For our part, we saw the unifying objective to agitate around as being resistance against the Trump regime, so we decided to see how far we could push the limits of agitation. Due to the massive size of the march there were several loose contingents, so we felt no need to maneuver to the front when we had plenty of space and capacity to exercise leadership. Our modest bloc of supporters played a very crucial role in this as well. Things began energetically, with us leading militant chants such as “Love Doesn’t Trump Hate, Punch a Nazi in the Face,” “Fuck Trump, Fuck Pence, Organize for Self-Defence,” “Trump & Pence in a Ditch, Reign of Terror on the Rich,” and the classic “One Solution, Revolution!” We had limited success in hijacking chants, turning “Hey hey, ho ho! Donald Trump Has Got to Go!” into “Hey hey, goodbye! Donald Trump Has Got to Die” (much to the ire of a few surrounding liberals). In the moments where the march was paused, we timidly neglected to seize the opportunity to at the least pass out agitprop fliers for our organization and give agitational speeches. At one point, two people excitedly recognized us as Red Guards and asked for contact information which we provided, but due to our low energy at this point we failed to integrate them into our bloc. Another group who we planned to march with was able to meet us, but by this time the march had reached a blockade that could not be breached. We decided to give the people dispersing a final display by torching the US flag and giving an agitational speech on the crimes of this country – its past and present legacy of genocide, slavery and war, and the need to destroy this country by force of arms. This was received with curiosity and a few cheers, but probably not seen as anything more than a spectacle as indicated by the greater presence of photographers around us than anyone else.

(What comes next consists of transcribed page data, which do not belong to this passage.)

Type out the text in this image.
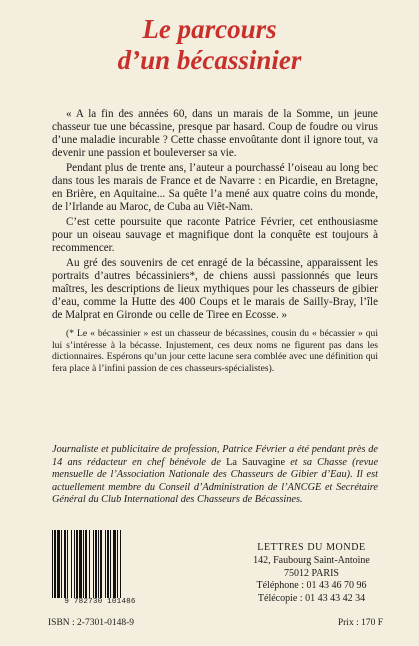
Le parcours
d’un bécassinier

« A la fin des années 60, dans un marais de la Somme, un jeune chasseur tue une bécassine, presque par hasard. Coup de foudre ou virus d’une maladie incurable ? Cette chasse envoûtante dont il ignore tout, va devenir une passion et bouleverser sa vie.

Pendant plus de trente ans, l’auteur a pourchassé l’oiseau au long bec dans tous les marais de France et de Navarre : en Picardie, en Bretagne, en Brière, en Aquitaine... Sa quête l’a mené aux quatre coins du monde, de l’Irlande au Maroc, de Cuba au Viêt-Nam.

C’est cette poursuite que raconte Patrice Février, cet enthousiasme pour un oiseau sauvage et magnifique dont la conquête est toujours à recommencer.

Au gré des souvenirs de cet enragé de la bécassine, apparaissent les portraits d’autres bécassiniers*, de chiens aussi passionnés que leurs maîtres, les descriptions de lieux mythiques pour les chasseurs de gibier d’eau, comme la Hutte des 400 Coups et le marais de Sailly-Bray, l’île de Malprat en Gironde ou celle de Tiree en Ecosse. »

(* Le « bécassinier » est un chasseur de bécassines, cousin du « bécassier » qui lui s’intéresse à la bécasse. Injustement, ces deux noms ne figurent pas dans les dictionnaires. Espérons qu’un jour cette lacune sera comblée avec une définition qui fera place à l’infini passion de ces chasseurs-spécialistes).

Journaliste et publicitaire de profession, Patrice Février a été pendant près de 14 ans rédacteur en chef bénévole de La Sauvagine et sa Chasse (revue mensuelle de l’Association Nationale des Chasseurs de Gibier d’Eau). Il est actuellement membre du Conseil d’Administration de l’ANCGE et Secrétaire Général du Club International des Chasseurs de Bécassines.
9 782730 101486
LETTRES DU MONDE
142, Faubourg Saint-Antoine
75012 PARIS
Téléphone : 01 43 46 70 96
Télécopie : 01 43 43 42 34
ISBN : 2-7301-0148-9	Prix : 170 F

The meaning behind our efforts remained abstract. We do not strive to be militant for its own sake nor for our own self-gratification. The purpose is as we said before, to accumulate combative forces to aid in mass work. Our chants were in essence to uphold revolutionary violence as good and not at all equivalent to reactionary violence, that fascism is only defeated though such revolutionary violence, and that the reign of terror on the rich will be made through waging Protracted People’s War and establishing the dictatorship of the proletariat. Yet these remained unclear and we failed to adequately connect our efforts to clearly assert the tools we need to enforce such a programme: a genuine Communist Party, a People’s Army, and a United Front. This in turn is also a failure to combat & discredit the ideological and theoretical poverty of the revisionist leadership of the march.

Returning to our assertion in the beginning, as Maoists we use the understanding of the law of contradiction to turn bad things into good things. In summing up experience we see the successes that lie within our failures. Our line of march continues and we will move forward in struggling to accumulate forces, enter the mass movement, and defeat revisionism to establish Maoism as the ideological guide needed for revolution.